A días de haberse cumplido un año del femicidio de Tamara Fierro, ocurrido en la ciudad de Fraile Pintado, el Tribunal de Revisión ratificó la condena de prisión perpetua impuesta a Jairo Emanuel Guerrero y de cinco años de prisión de cumplimiento efectivo a Esteban Fernando Pérez. Asimismo fue ratificada la absolución de Maximiliano López, rechazándose el recurso presentado por la parte querellante.
Según fuentes consultadas por este matutino, en una audiencia realizada ayer, el Tribunal de Revisión rechazo por unanimidad los recursos interpuestos por la defensa de Guerrero y Pérez, como así también el planteo formulado por la querella respecto de la absolución de López, ratificando la sentencia dictada el pasado 5 de marzo en un juicio que se concretó en la ciudad de San Pedro.
El Tribunal Revisor entendió que no existían reproches respecto a la sentencia dictada confirmando la condena a prisión perpetua impuesta a Jairo Guerrero como autor material del delito de "homicidio agravado por haber sido perpetrado contra una mujer mediando violencia de género (femicidio)".
Mientras que también se confirmó la pena de cinco años de prisión efectiva impuesta a Esteban Pérez por resultar penalmente responsable del delito de "encubrimiento agravado por tratarse de un delito especialmente grave".
La confirmación de la sentencia resulta un paso más respecto a la firmeza del fallo y restan aun plazos procesales para la interposición de recursos de inconstitucionalidad.
Acusación de la Fiscalía
Los ilícitos por los que fueron condenados Jairo Guerrero y Esteban Pérez iniciaron alrededor de las 8.42 del 24 de mayo de 2025, en la ciudad de Fraile Pintado, cuando Tamara Fierro llegó en su motocicleta a la vivienda de Guerrero. Ambos ingresaron a la vivienda y se dirigieron a la habitación del acusado donde permanecieron consumiendo bebidas alcohólicas.
Allí, antes de las 17, Guerrero la atacó violentamente hasta asesinarla y ocultó el cuerpo en la habitación. El victimario salió a las 20.20 y trasladó la motocicleta de la víctima hasta un domicilio. Luego se dirigió en un remís hasta la localidad de Calilegua, donde reside su primo, Esteban Pérez, a quien solicitó ayuda y juntos retornaron a las 22 en el mismo vehículo a Fraile Pintado.
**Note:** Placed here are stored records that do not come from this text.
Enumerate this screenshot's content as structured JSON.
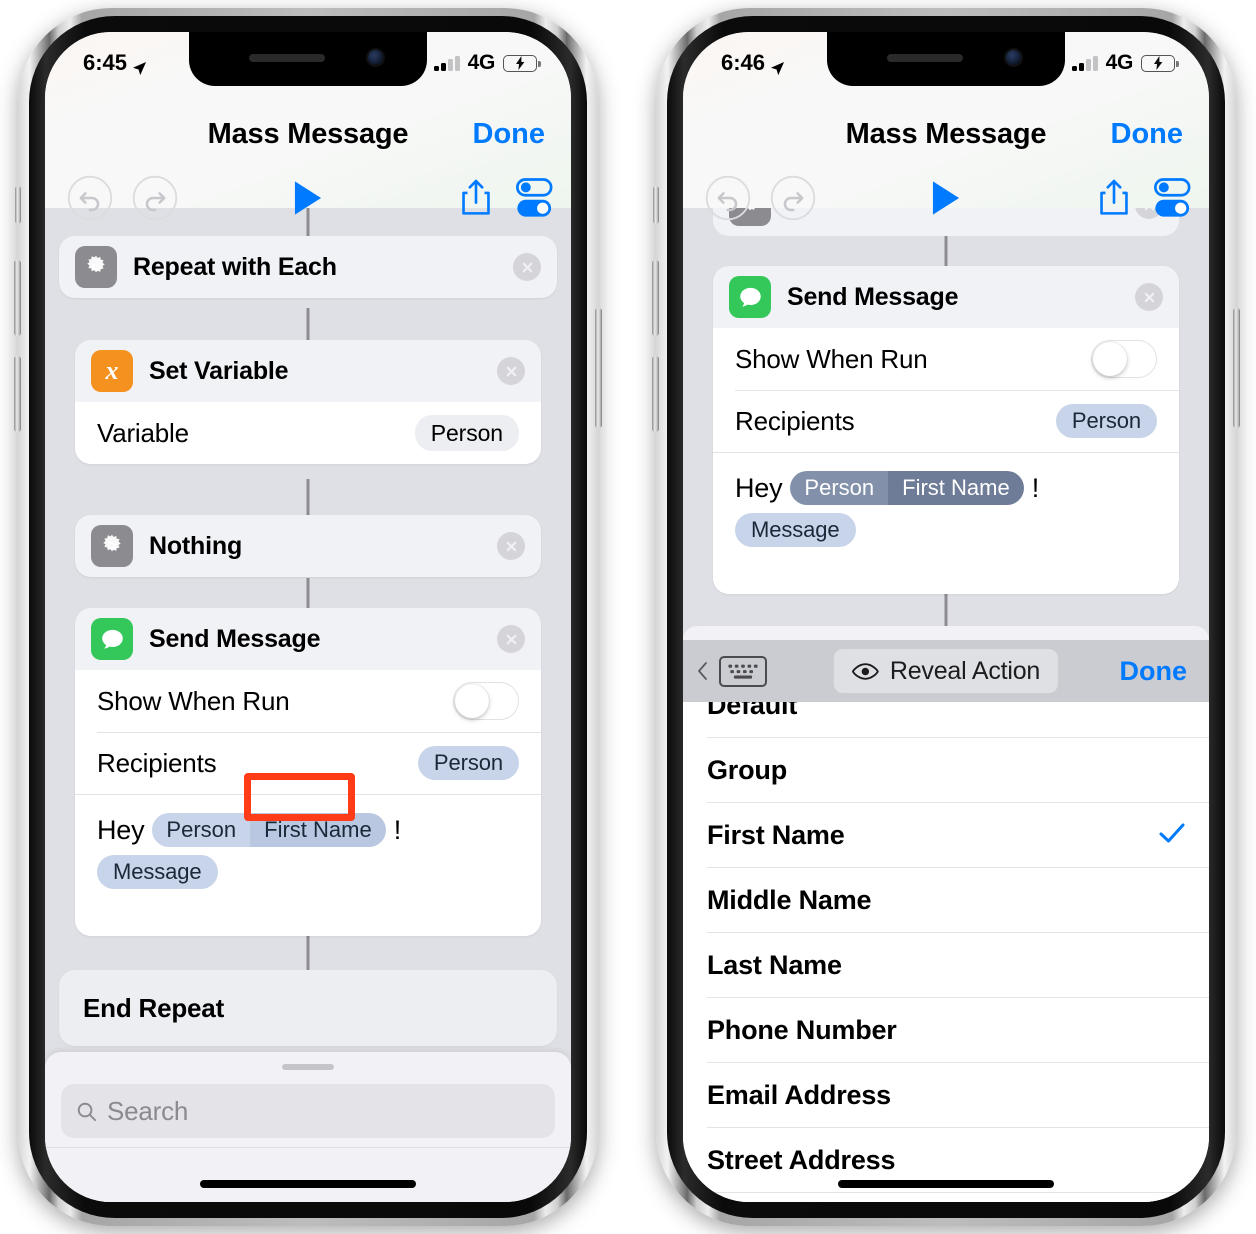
{
  "phones": [
    {
      "id": "phone-left",
      "status": {
        "time": "6:45",
        "network": "4G",
        "location_icon": "location-arrow-icon",
        "signal_bars_filled": 2,
        "signal_bars_total": 4,
        "battery_state": "charging"
      },
      "nav": {
        "title": "Mass Message",
        "done_label": "Done"
      },
      "toolbar": {
        "undo": "undo-icon",
        "redo": "redo-icon",
        "play": "play-icon",
        "share": "share-icon",
        "settings": "settings-sliders-icon"
      },
      "actions": [
        {
          "name": "Repeat with Each",
          "icon": "gear-icon"
        },
        {
          "name": "Set Variable",
          "icon": "variable-x-icon",
          "rows": [
            {
              "label": "Variable",
              "value": "Person"
            }
          ]
        },
        {
          "name": "Nothing",
          "icon": "gear-icon"
        },
        {
          "name": "Send Message",
          "icon": "messages-icon",
          "rows": [
            {
              "label": "Show When Run",
              "toggle": "off"
            },
            {
              "label": "Recipients",
              "value": "Person"
            }
          ],
          "message_line": {
            "prefix": "Hey",
            "token_person": "Person",
            "token_field": "First Name",
            "punctuation": "!",
            "token_message": "Message"
          }
        }
      ],
      "end_repeat": "End Repeat",
      "search": {
        "placeholder": "Search",
        "icon": "search-icon"
      },
      "highlight": {
        "target": "First Name",
        "color": "#ff3b18"
      }
    },
    {
      "id": "phone-right",
      "status": {
        "time": "6:46",
        "network": "4G",
        "location_icon": "location-arrow-icon",
        "signal_bars_filled": 2,
        "signal_bars_total": 4,
        "battery_state": "charging"
      },
      "nav": {
        "title": "Mass Message",
        "done_label": "Done"
      },
      "toolbar": {
        "undo": "undo-icon",
        "redo": "redo-icon",
        "play": "play-icon",
        "share": "share-icon",
        "settings": "settings-sliders-icon"
      },
      "actions": [
        {
          "name": "Send Message",
          "icon": "messages-icon",
          "rows": [
            {
              "label": "Show When Run",
              "toggle": "off"
            },
            {
              "label": "Recipients",
              "value": "Person"
            }
          ],
          "message_line": {
            "prefix": "Hey",
            "token_person": "Person",
            "token_field": "First Name",
            "punctuation": "!",
            "token_message": "Message"
          }
        }
      ],
      "keyboard_toolbar": {
        "keyboard_icon": "keyboard-icon",
        "back_chevron": "chevron-left-icon",
        "reveal_label": "Reveal Action",
        "reveal_icon": "eye-icon",
        "done_label": "Done"
      },
      "options": [
        {
          "label": "Default",
          "selected": false,
          "partial": true
        },
        {
          "label": "Group",
          "selected": false
        },
        {
          "label": "First Name",
          "selected": true
        },
        {
          "label": "Middle Name",
          "selected": false
        },
        {
          "label": "Last Name",
          "selected": false
        },
        {
          "label": "Phone Number",
          "selected": false
        },
        {
          "label": "Email Address",
          "selected": false
        },
        {
          "label": "Street Address",
          "selected": false
        }
      ]
    }
  ],
  "colors": {
    "accent_blue": "#007aff",
    "green_app": "#34c759",
    "orange_app": "#f5911e",
    "gray_app": "#8b8b90",
    "pill_blue": "#c8d4ea",
    "pill_selected": "#7e8ba6",
    "highlight_red": "#ff3b18",
    "canvas": "#dfe0e5"
  }
}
Guerrero pidió a Pérez que junto a otra persona lleven el rodado de la víctima hasta el barrio María Auxiliadora, especificándole que debían dejarlo en cercanías de la casa de Fierro con la llave puesta.
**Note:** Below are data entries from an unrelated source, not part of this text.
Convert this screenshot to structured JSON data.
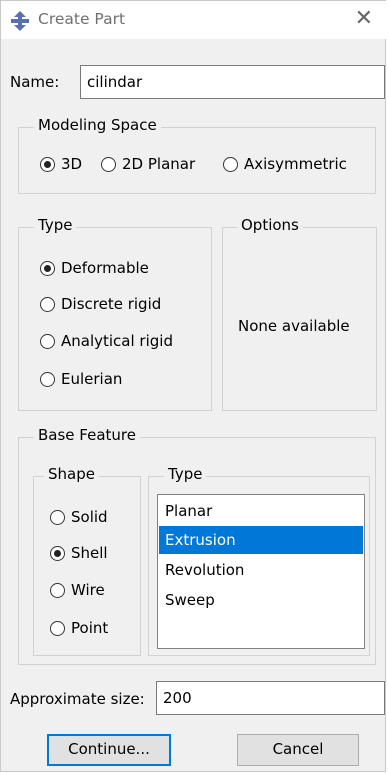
{
  "window": {
    "title": "Create Part",
    "close_icon": "close-icon"
  },
  "name": {
    "label": "Name:",
    "value": "cilindar"
  },
  "modeling_space": {
    "legend": "Modeling Space",
    "options": [
      "3D",
      "2D Planar",
      "Axisymmetric"
    ],
    "selected": "3D"
  },
  "type": {
    "legend": "Type",
    "options": [
      "Deformable",
      "Discrete rigid",
      "Analytical rigid",
      "Eulerian"
    ],
    "selected": "Deformable"
  },
  "options": {
    "legend": "Options",
    "text": "None available"
  },
  "base_feature": {
    "legend": "Base Feature",
    "shape": {
      "legend": "Shape",
      "options": [
        "Solid",
        "Shell",
        "Wire",
        "Point"
      ],
      "selected": "Shell"
    },
    "type": {
      "legend": "Type",
      "items": [
        "Planar",
        "Extrusion",
        "Revolution",
        "Sweep"
      ],
      "selected": "Extrusion"
    }
  },
  "approx_size": {
    "label": "Approximate size:",
    "value": "200"
  },
  "buttons": {
    "continue": "Continue...",
    "cancel": "Cancel"
  },
  "colors": {
    "selection": "#0078d7",
    "dialog_bg": "#f0f0f0"
  }
}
Guerrero fue a su vivienda, desmembró el cuerpo de la víctima y lo colocó en bolsas de residuos, mientras Pérez esperaba. A las 5.15 del día siguiente, Pérez fue al domicilio de Guerrero, quien sacó una carretilla que contenía partes del cuerpo de Tamara Fierro en bolsas de residuo.
Pérez procedió a trasladar la carretilla a una zona baldía, donde dejó los restos en un basural. Allí, ambos prendieron fuego donde depositaron los restos de la víctima y luego, Pérez se retiró. Guerrero continúo trasladando durante horas los restos de la víctima en bolsas, se mantuvo cerca del baldío y continuó avivando el fuego para que los restos se consuman.